Dump HTML of page including iframes

2019-02-18 19:53发布

问题:

I'd like to dump the HTML contents of a web page, including the HTML of iframes included inside the <iframe> elements. The Chrome Developer Tools "Elements" tab is capable of showing iframe embedded in this way.

When I say "dump the HTML contents" I'm interested in browser automation tools like Selenium or PhantomJS. Do any of these tools have this capacity built in?

For example, the HTML dump I'd like of this page should include the HTML source of this embedded page.

回答1:

You can use phantomjs to achieve this

Here is a code snippet from the phantom js server code.

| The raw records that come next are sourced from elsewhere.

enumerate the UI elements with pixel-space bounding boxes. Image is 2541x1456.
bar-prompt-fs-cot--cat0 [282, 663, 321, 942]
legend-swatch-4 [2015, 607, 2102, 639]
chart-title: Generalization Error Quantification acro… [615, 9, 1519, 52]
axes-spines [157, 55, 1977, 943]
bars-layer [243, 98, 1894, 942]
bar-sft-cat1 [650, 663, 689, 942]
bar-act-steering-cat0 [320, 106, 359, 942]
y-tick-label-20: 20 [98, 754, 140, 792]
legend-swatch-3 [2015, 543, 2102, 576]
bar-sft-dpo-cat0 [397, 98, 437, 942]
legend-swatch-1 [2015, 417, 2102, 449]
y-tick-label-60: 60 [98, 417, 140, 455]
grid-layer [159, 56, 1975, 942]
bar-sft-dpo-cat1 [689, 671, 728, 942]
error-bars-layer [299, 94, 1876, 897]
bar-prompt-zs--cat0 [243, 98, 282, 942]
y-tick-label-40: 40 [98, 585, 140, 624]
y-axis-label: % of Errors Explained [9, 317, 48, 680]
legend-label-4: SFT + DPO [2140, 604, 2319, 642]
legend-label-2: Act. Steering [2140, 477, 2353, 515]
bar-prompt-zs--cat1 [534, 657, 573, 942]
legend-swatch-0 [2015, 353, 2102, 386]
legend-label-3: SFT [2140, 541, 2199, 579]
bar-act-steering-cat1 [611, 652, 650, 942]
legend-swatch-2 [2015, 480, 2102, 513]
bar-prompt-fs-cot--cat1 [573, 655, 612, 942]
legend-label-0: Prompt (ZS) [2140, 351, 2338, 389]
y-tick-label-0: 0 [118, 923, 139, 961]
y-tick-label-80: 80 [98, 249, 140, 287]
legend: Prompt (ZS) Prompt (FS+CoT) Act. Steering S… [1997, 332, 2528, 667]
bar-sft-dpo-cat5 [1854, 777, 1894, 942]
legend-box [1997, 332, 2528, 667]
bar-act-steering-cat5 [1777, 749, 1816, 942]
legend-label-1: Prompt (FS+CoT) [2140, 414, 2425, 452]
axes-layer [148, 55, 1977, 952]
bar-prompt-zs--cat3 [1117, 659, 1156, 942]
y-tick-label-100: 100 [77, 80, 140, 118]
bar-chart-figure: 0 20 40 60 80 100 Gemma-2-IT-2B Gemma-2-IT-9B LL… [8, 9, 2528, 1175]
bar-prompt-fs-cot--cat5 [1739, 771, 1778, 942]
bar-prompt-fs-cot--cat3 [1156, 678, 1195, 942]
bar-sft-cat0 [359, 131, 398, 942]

var system = require('system');
var url = system.args[1] || '';
if(url.length > 0) {
  var page = require('webpage').create();  
  page.open(url, function (status) {
    if (status == 'success') {
      var delay, checker = (function() {
        var html = page.evaluate(function () {
          var body = document.getElementsByTagName('body')[0];
          if(body.getAttribute('data-status') == 'ready') {
            return document.getElementsByTagName('html')[0].outerHTML;
          }
        });
        if(html) {
          clearTimeout(delay);
          console.log(html);
          phantom.exit();
        }
      });
      delay = setInterval(checker, 100);
    }
  });
}

on the html you use the "data-status" attribute to let phantomjs know when the page is ready if the html belongs to you . The other option would be to use a nice timeout if the html page does not belong to you.